BP 25: Statistical Physics in Biological Systems III (joint DY, BP)

BP 25.4: Talk

Thursday, March 17, 2011, 11:15–11:30, ZEU 260

Negative design in protein folding: The role of correlations — •Jonas Minning¹, Ugo Bastolla², and Markus Porto³ — ¹Institut für Festkörperphysik, Technische Universität Darmstadt, Germany — ²Centro di Biología Molecular ‘Severo Ochoa’, Madrid, Spain — ³Institut für Theoretische Physik, Universität zu Köln, Germany

Assessing the stability of a protein sequence folded into its native structure is a crucial aspect of protein design and of understanding protein evolution. Folding stability has two sides: (i) stability against the unfolded ensemble, which is usually achieved by evolution providing the native state with native contacts that are attractive enough to compensate for the loss of conformational entropy (positive design), and (ii) stability against incorrectly folded (misfolded) structures with low free energy, which is achieved through negative design.

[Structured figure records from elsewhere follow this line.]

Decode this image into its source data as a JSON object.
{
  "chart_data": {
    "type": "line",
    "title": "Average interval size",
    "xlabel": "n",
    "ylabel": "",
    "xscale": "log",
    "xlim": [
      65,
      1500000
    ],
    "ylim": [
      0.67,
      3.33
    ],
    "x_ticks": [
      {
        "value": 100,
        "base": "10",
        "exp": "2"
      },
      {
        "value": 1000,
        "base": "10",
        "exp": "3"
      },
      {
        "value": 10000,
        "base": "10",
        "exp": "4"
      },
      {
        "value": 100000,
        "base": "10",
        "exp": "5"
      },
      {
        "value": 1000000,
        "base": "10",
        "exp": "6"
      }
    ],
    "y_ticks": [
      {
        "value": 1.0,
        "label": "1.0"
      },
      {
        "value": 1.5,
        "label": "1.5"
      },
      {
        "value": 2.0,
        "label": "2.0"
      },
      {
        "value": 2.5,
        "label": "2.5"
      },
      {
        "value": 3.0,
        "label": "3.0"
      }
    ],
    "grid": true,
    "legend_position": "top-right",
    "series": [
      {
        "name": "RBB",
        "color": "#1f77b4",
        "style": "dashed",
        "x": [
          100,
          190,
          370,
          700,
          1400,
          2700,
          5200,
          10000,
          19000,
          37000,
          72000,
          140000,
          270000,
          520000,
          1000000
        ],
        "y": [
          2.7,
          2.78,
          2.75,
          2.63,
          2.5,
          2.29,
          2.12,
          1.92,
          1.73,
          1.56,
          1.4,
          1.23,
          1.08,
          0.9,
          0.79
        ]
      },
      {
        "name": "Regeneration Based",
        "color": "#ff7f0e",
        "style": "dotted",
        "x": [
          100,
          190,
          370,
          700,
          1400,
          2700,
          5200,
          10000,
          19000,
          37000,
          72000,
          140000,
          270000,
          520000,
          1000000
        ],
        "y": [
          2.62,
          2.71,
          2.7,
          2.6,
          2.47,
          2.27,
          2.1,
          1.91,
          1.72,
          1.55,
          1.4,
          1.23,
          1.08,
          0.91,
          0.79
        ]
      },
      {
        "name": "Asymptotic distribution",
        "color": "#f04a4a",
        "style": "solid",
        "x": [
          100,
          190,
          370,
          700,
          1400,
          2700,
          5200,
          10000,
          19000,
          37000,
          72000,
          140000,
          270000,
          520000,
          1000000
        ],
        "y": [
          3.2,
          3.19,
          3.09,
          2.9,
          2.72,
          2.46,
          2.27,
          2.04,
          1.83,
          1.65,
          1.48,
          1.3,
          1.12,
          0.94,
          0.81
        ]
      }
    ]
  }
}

A simple approximation based on the Random Energy Model (REM) and hence on the neglect of correlations predicts that negative design can be achieved by reducing the variance of the contact interaction energies of all possible residue-residue contacts. We verify that this approximation provides a good fit of the minimum free energy of misfolded structures. Nevertheless, our results suggest that negative design in protein evolution follows actually a completely different strategy, namely utilizing structural correlations between pairs of positions in the misfolded ensemble, which are neglected in the REM approach. We discuss how the REM approach might be generalized to include these correlations.